LOW VOTER TURNOUT

Is not voting a civic sin or a rational decision? Is low voter turnout an indication of apathy–or satisfaction? There’s more than one view about those questions.

Only about nine per cent of Texas voters came out last November 4, despite such interesting issues on the ballot as the Houston ban on affirmative action and the amendment allowing us to borrow against our homes.

We have devoted a great deal of energy in this country to making it simple and convenient to vote. We have made up for the elitist past. Our founding fathers thought only white male landed gentry should vote. We have made up for our sexist past. Texas passed its own women’s suffrage amendment before the feds did– when my father was governor. We have tried to make up for our racist past. Poll taxes and literacy tests are no longer necessary to register for voting. We have lowered the voting age from 21 to 18.

Felons are the only adults who can’t vote now. But every time we expand the electorate voter participation, measured by percentage turnout, goes down.

It’s easy to vote.

There are voter registration postcards in post offices, libraries and state offices. You can get an application on-line by pulling up the Secretary of State’s website (www.sos.state.tx.us) Mail it in, and within 30 days, you’re eligible to vote. You can vote at the grocery store or shopping mall. There is lots of time to get it done. Polls are open for nearly three weeks before the election, in addition to election day.

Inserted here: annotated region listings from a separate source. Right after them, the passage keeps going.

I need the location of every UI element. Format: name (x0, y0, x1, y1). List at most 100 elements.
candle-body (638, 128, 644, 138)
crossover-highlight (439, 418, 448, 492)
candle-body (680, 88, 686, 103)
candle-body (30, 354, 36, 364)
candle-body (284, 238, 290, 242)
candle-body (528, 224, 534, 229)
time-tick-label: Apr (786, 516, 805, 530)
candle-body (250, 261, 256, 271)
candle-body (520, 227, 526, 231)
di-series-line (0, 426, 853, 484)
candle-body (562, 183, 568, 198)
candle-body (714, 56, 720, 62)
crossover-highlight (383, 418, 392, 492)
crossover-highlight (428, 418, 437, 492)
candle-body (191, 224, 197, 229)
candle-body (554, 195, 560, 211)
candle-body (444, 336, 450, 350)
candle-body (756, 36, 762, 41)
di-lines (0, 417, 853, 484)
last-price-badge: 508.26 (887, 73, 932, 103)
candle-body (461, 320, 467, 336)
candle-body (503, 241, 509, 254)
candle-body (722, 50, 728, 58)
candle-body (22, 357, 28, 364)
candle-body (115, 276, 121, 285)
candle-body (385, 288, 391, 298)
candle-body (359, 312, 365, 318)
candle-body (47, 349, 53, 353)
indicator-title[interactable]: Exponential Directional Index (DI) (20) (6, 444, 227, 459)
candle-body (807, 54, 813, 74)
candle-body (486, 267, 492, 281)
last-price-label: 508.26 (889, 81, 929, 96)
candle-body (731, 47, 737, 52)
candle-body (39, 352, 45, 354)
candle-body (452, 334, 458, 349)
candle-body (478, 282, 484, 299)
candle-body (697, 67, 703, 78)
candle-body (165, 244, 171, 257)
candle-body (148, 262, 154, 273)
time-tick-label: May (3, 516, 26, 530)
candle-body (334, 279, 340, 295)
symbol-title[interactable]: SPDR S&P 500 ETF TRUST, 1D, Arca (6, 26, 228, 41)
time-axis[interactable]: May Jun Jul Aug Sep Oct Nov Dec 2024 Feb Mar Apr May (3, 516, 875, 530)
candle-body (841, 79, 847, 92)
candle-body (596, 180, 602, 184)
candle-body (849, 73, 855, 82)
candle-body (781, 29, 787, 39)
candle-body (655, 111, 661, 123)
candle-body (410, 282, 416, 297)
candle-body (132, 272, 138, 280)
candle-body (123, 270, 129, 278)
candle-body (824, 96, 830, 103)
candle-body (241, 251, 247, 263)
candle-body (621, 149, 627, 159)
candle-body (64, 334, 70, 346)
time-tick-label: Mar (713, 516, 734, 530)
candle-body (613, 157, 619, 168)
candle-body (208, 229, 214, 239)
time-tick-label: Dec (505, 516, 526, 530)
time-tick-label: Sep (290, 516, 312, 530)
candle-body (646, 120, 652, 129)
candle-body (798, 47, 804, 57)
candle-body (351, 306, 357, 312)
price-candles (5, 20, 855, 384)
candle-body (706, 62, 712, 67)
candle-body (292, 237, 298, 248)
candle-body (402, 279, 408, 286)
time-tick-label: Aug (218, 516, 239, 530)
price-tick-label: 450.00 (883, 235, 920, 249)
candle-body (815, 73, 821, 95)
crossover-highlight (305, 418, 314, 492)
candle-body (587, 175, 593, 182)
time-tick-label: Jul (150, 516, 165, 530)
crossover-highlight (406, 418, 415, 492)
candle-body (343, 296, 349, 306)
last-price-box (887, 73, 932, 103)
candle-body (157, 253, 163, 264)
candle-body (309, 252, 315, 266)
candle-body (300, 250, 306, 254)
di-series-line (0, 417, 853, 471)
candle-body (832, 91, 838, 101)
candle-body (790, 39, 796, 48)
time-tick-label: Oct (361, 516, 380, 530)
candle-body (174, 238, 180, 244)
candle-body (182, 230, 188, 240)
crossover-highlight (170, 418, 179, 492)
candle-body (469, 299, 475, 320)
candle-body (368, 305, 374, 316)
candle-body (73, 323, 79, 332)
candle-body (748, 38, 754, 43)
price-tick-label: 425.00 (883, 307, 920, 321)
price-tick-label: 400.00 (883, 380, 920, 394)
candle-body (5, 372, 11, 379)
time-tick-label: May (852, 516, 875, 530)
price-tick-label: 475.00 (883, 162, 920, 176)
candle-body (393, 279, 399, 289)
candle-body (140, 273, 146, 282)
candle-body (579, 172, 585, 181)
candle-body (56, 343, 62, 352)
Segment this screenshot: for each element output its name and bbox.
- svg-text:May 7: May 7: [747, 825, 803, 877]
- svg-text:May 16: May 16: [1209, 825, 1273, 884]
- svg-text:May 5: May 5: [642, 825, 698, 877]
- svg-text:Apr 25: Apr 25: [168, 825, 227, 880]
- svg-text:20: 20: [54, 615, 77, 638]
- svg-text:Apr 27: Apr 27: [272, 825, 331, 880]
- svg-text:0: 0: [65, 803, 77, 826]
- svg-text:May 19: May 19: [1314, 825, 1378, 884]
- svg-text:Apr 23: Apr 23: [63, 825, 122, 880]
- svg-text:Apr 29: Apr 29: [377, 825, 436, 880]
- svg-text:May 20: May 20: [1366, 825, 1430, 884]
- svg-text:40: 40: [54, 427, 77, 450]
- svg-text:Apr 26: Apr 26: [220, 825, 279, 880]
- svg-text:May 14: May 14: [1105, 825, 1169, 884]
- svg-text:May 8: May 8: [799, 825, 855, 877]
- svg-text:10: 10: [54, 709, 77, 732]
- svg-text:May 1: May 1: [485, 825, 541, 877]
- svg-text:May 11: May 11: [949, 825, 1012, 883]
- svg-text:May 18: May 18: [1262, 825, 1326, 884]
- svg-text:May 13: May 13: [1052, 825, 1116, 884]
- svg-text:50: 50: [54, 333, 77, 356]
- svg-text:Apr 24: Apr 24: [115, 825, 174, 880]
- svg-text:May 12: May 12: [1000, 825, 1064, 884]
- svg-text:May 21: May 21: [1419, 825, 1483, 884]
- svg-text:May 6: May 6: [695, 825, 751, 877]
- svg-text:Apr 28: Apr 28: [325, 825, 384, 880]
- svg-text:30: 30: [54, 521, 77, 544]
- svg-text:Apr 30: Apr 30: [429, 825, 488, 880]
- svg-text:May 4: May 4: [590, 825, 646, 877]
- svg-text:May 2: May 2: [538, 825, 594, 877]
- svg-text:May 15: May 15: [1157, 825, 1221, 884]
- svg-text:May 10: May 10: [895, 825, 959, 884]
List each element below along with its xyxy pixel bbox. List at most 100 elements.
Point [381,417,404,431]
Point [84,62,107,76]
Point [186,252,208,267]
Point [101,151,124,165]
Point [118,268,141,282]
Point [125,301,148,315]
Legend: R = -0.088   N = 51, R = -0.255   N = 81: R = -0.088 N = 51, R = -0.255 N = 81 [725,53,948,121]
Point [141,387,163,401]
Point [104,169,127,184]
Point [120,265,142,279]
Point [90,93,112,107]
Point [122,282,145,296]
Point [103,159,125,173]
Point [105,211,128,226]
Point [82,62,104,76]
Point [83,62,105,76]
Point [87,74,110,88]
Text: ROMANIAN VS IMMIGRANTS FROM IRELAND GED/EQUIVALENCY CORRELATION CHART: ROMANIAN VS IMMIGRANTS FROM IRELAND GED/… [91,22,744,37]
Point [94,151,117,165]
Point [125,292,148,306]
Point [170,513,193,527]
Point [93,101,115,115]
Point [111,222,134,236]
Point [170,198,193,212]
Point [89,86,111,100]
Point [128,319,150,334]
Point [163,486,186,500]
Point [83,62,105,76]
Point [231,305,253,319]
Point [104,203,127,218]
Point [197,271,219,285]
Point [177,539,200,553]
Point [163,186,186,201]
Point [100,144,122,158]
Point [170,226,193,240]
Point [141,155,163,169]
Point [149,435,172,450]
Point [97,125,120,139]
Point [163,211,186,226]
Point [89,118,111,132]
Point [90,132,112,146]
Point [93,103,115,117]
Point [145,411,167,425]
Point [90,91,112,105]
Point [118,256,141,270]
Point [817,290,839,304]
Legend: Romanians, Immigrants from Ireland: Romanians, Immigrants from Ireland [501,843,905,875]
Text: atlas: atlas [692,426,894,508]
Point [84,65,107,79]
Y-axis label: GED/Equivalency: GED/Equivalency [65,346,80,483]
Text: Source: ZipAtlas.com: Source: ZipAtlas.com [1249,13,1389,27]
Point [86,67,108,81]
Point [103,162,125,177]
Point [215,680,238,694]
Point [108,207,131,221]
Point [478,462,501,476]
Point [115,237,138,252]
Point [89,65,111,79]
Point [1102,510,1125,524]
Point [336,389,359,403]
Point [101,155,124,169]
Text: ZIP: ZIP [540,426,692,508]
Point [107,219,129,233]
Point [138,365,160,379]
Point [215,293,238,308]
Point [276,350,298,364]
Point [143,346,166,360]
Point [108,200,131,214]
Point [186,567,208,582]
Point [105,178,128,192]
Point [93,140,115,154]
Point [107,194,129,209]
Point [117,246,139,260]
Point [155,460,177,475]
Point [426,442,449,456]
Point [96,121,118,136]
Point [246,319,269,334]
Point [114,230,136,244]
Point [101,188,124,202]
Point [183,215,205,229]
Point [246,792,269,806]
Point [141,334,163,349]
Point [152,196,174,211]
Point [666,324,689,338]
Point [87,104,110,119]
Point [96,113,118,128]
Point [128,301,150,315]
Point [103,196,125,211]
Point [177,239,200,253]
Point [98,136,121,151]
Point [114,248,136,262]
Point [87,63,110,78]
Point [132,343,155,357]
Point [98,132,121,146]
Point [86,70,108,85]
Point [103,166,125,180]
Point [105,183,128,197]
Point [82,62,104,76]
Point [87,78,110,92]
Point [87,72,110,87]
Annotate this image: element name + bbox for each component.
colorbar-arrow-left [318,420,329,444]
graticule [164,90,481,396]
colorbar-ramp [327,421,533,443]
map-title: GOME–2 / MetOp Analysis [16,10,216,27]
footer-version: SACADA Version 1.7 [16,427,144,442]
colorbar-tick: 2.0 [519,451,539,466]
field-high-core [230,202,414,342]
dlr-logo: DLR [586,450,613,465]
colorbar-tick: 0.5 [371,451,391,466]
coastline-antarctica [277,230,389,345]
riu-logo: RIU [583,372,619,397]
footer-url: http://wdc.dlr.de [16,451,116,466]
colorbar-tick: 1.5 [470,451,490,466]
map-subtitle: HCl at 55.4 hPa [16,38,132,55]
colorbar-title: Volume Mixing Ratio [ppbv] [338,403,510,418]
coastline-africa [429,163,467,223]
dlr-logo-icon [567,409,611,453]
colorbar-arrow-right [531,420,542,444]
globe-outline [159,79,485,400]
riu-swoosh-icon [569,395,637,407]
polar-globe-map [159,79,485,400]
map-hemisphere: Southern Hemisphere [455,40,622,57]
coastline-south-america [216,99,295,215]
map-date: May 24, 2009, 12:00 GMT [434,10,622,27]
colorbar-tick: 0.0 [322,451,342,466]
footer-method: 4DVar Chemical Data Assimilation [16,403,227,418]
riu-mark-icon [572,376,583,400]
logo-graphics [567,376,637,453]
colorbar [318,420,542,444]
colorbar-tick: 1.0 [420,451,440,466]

County commissioners may set up early voting places all over, and must have at least one per commissioners’ precinct.

Texas has tried to create knowledgeable, responsible voters by starting with children in the public schools. Project V.O. T.E., an excellent project of Secretary of State Antonio Garza, has instruction in 38 school districts, including Houston and Klein. This pre-kindergarten through high school program teaches the relationship between democracy and decision-making.

None of these efforts has increased voter turnout. So, if you don’t vote are you mad? Apathetic? Alienated?

Two political scientists in Houston don’t think so: Bob Stein, Dean of Social Sciences at Rice University, and Dick Murray, director of the Center for Public Policy at the University of Houston.

They believe that not voting is a reflection of an effective, efficient and satisfactory system of governance.

According to the Stein-Murray hypothesis, some individuals participate in the political process because they have a specific need that some level of government can fulfill-they want the potholes repaired so they vote for a city council candidate. They’re concerned about the economy so they replace President Bush with President Clinton.

Most people do not participate at all levels of government because they don’t see all government as relevant to their needs at the moment. Those who do participate are thought to be sufficiently interested and engaged to become informed and make rational choices among candidates.

When you try to increase turnout and bring in people without a strong interest in the business of government, you get random voting–not necessarily a good thing.

Stein and Murray point out that while only a third of eligible voters participate in any election, about 90 percent of voters ballot in at least one election during a four-year presidential cycle. People vote where they think it’s important to fix a problem or fulfill a need.

So far, they say, studies of non-voters and voters fail to confirm that non-voters are apathetic, alienated from government, or more dissatisfied with government than voters.

The Murray-Stein hypothesis makes good sense. We don’t repair the car when it’s not broken. We don’t run to the polls when we don’t see big problems with government. If it ain’t broke, don’t fix it.

We waste a lot of time telling people what they need to do, forgetting that the American public uses very good judgment most of the time. It wasn’t the Wall Street experts who saved stock prices a few weeks ago. They were busy panicking something happening in Hong Kong. We owe our strong stock market to sensible Main Street investors. They didn’t think it was broke.